I can recommend this article on phenotypic drug discovery from the latest Nature Reviews Drug Discovery. (For the nonspecialists in the crowd, there are two broad categories of screening for drug leads. One is “target-directed”, where you have an idea from other studies about what protein or pathway you want to affect, and you set up an assay specifically reading out on that mechanism. And the other is phenotypic screening, where you know what eventual effect you want to see in the cells or the whole organism, and set up your assay to read out on that phenotype, with no biases about how any given hit compound manages to do it).
Overviews like this appear every so often in the literature, but this is a rather comprehensive one, and it’s always worth reading the articles that take into account the latest techniques. As has always been the case, the first key to running a successful phenotypic program is to make sure that you have assays that will translate into real-world success. As I’ve said before, a bad phenotypic screen is the worst of both worlds, an amazing waste of time, because you end up chasing illusory activity and trying to figure out things that didn’t need to be figured out in the first place. But when it’s done right:
The fundamental determinant of the potential success of a PDD effort is the ability of the screening assay to predict the clinical therapeutic response to a drug with a specific mechanism of action. This was described by Scannell and Bosley as the “predictive validity” of a discovery model. Here, we propose the term chain of translatability to describe the presence of a shared mechanistic basis for the disease model, the assay readout and the biology of the disease in humans, as a framework for developing phenotypic screening assays with a greater likelihood of having strong predictive validity.
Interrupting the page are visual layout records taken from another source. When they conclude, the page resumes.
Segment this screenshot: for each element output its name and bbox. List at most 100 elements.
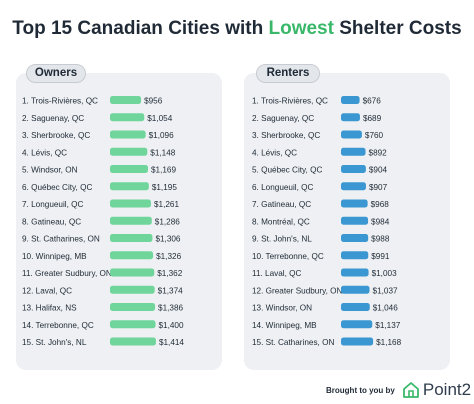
renters-value-label: $904 [369, 166, 388, 175]
owners-value-label: $1,054 [147, 114, 172, 123]
owners-bar [110, 216, 152, 225]
owners-value-label: $1,096 [149, 131, 174, 140]
owners-category-label: 8. Gatineau, QC [22, 217, 81, 226]
owners-category-label: 1. Trois-Rivières, QC [22, 97, 98, 106]
owners-value-label: $1,386 [158, 304, 183, 313]
renters-category-label: 6. Longueuil, QC [252, 183, 314, 192]
owners-value-label: $1,148 [150, 148, 175, 157]
owners-value-label: $956 [144, 97, 163, 106]
renters-bar [341, 303, 370, 311]
owners-bar [110, 182, 149, 191]
renters-value-label: $760 [365, 131, 384, 140]
owners-value-label: $1,326 [156, 252, 181, 261]
owners-bar [110, 320, 156, 329]
renters-value-label: $1,037 [373, 286, 398, 295]
owners-category-label: 14. Terrebonne, QC [22, 321, 94, 330]
renters-bar [341, 147, 366, 156]
owners-category-label: 15. St. John's, NL [22, 338, 87, 347]
owners-bar [110, 285, 155, 294]
renters-bar [341, 285, 370, 294]
renters-category-label: 7. Gatineau, QC [252, 200, 311, 209]
renters-bar [341, 130, 362, 139]
title-prefix: Top 15 Canadian Cities with [12, 18, 269, 39]
title-highlight: Lowest [268, 18, 334, 39]
renters-bar [341, 96, 360, 104]
renters-value-label: $1,168 [376, 338, 401, 347]
renters-category-label: 5. Québec City, QC [252, 166, 322, 175]
renters-value-label: $907 [369, 183, 388, 192]
renters-value-label: $892 [369, 148, 388, 157]
owners-category-label: 5. Windsor, ON [22, 166, 78, 175]
owners-value-label: $1,400 [159, 321, 184, 330]
owners-category-label: 6. Québec City, QC [22, 183, 92, 192]
renters-value-label: $988 [371, 235, 390, 244]
owners-value-label: $1,362 [157, 269, 182, 278]
renters-category-label: 11. Laval, QC [252, 269, 302, 278]
renters-bar [341, 320, 373, 329]
renters-bar [341, 234, 369, 242]
owners-bar [110, 234, 153, 242]
owners-category-label: 12. Laval, QC [22, 286, 72, 295]
renters-bar [341, 337, 374, 346]
owners-bar [110, 165, 148, 173]
owners-value-label: $1,306 [155, 235, 180, 244]
renters-value-label: $1,046 [373, 304, 398, 313]
renters-category-label: 8. Montréal, QC [252, 217, 310, 226]
owners-bar [110, 303, 156, 311]
renters-category-label: 14. Winnipeg, MB [252, 321, 317, 330]
page-title: Top 15 Canadian Cities with Lowest Shelt… [0, 18, 474, 40]
renters-category-label: 2. Saguenay, QC [252, 114, 314, 123]
renters-value-label: $968 [371, 200, 390, 209]
renters-chart-title: Renters [256, 64, 320, 83]
owners-bar [110, 199, 151, 208]
owners-value-label: $1,374 [158, 286, 183, 295]
renters-value-label: $1,003 [372, 269, 397, 278]
brought-to-you-by-label: Brought to you by [326, 385, 395, 395]
house-outline-icon [402, 382, 419, 398]
owners-category-label: 7. Longueuil, QC [22, 200, 84, 209]
renters-category-label: 10. Terrebonne, QC [252, 252, 324, 261]
owners-category-label: 13. Halifax, NS [22, 304, 77, 313]
renters-bar [341, 268, 369, 277]
owners-category-label: 3. Sherbrooke, QC [22, 131, 90, 140]
owners-bar [110, 96, 142, 104]
owners-chart-title: Owners [26, 64, 86, 83]
owners-bar [110, 251, 154, 260]
owners-value-label: $1,261 [154, 200, 179, 209]
owners-bar [110, 268, 155, 277]
owners-value-label: $1,286 [155, 217, 180, 226]
renters-value-label: $689 [363, 114, 382, 123]
renters-category-label: 1. Trois-Rivières, QC [252, 97, 328, 106]
owners-bar [110, 113, 145, 122]
renters-value-label: $984 [371, 217, 390, 226]
owners-value-label: $1,414 [159, 338, 184, 347]
title-suffix: Shelter Costs [333, 18, 462, 39]
owners-category-label: 9. St. Catharines, ON [22, 235, 100, 244]
renters-category-label: 4. Lévis, QC [252, 148, 297, 157]
renters-bar [341, 182, 366, 191]
owners-category-label: 4. Lévis, QC [22, 148, 67, 157]
renters-bar [341, 251, 369, 260]
owners-bar [110, 130, 146, 139]
renters-category-label: 9. St. John's, NL [252, 235, 312, 244]
renters-value-label: $676 [363, 97, 382, 106]
renters-bar [341, 113, 360, 122]
footer: Brought to you by Point2 [326, 378, 471, 402]
owners-bar [110, 147, 148, 156]
renters-bar [341, 216, 369, 225]
renters-category-label: 15. St. Catharines, ON [252, 338, 334, 347]
owners-category-label: 10. Winnipeg, MB [22, 252, 87, 261]
owners-category-label: 2. Saguenay, QC [22, 114, 84, 123]
renters-category-label: 3. Sherbrooke, QC [252, 131, 320, 140]
renters-bar [341, 199, 368, 208]
renters-bar [341, 165, 366, 173]
owners-bar [110, 337, 156, 346]
point2-logo-text: Point2 [422, 380, 472, 399]
renters-value-label: $991 [371, 252, 390, 261]
renters-category-label: 12. Greater Sudbury, ON [252, 286, 342, 295]
owners-value-label: $1,169 [151, 166, 176, 175]
renters-category-label: 13. Windsor, ON [252, 304, 312, 313]
renters-value-label: $1,137 [375, 321, 400, 330]
owners-category-label: 11. Greater Sudbury, ON [22, 269, 112, 278]
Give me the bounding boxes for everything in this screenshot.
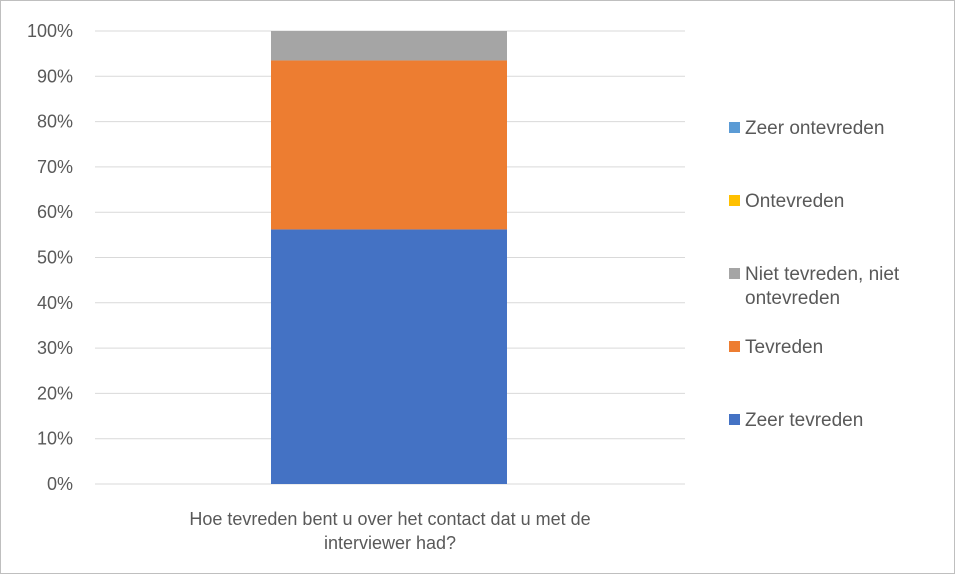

The classic phenotypic screen has been in a whole (small) animal or via readouts in cell behavior or morphology, but there’s been a lot of work in recent years to see if high-content assays in cells can deliver finer-grained results. “Molecular phenotyping” is an attempt to get a read on entire pathways, distinguishing the various possible assay hits by differences in a whole list of cellular readouts. You’d have to think that this is where the field is going, but it’s not easy. There are so many things to look at that you run the risk of overfitting a model to your data – it’s the classic von Neumann’s elephant problem. Combining this with modern gene-sequencing techniques is also very promising, but adds to that same so-many-variables problem. Advanced cell culture techniques are also clearly the way to go, giving you (potentially) a much more realistic system to test in. The problem there is that progress in assay development can be slow, since the number of potential variations in culture technique is almost limitless, and their effects on the cells (and the validity of the assays derived from them) can be quite difficult to predict.
The review goes on to a good discussion of the strategic considerations in phenotypic screening versus traditional target-directed projects. Phenotypic work, if it’s going to be any good, is often going to take a lot more time and resourcing up front, and an organization has to be committed to that before someone starts getting testy. Another crucial issue is target ID. Every phenotypic program starts out with a plan to identify the targets of any interesting hits they come up with, as well they should. But that’s not always straightforward, or even possible, and management could well lose patience with the whole effort if the screen itself has already taken longer (and been more costly) than they were expecting.
Honestly, if you’re going to run a phenotypic program, you have be prepared, before you start, for the possibility that you may have to go into the clinic without knowing your target or mechanism. Not every organization is ready for that. It takes (for one thing) a lot of confidence in your assay, but if you don’t have that kind of confidence in it anyway, you might want to rethink the idea of using it to drive a phenotypic effort at all (as harsh as that may sound). At the very least, people should be ready to have to make a longer leap of faith than they would ideally want, because it may well come to that. This calculation is going to vary according to the assay, the disease area, the compounds discovered and their activities, and so on, and it will probably not be easy to arrive at a consensus. But the reward for going through all this is the much greater possibility of finding completely new mechanisms of action, and (if things have been done right), the chance to greatly increase the chances for clinical success.
This mode of drug discovery has provided some of the greatest advances in the field, and it has also (under other circumstances) wasted heaps of time and money. Anyone getting into phenotypic drug discovery in hopes of landing in that first category would be well served by this paper, and experienced workers in the field will find it a concise summary of a lot of expensively obtained wisdom. Have a look!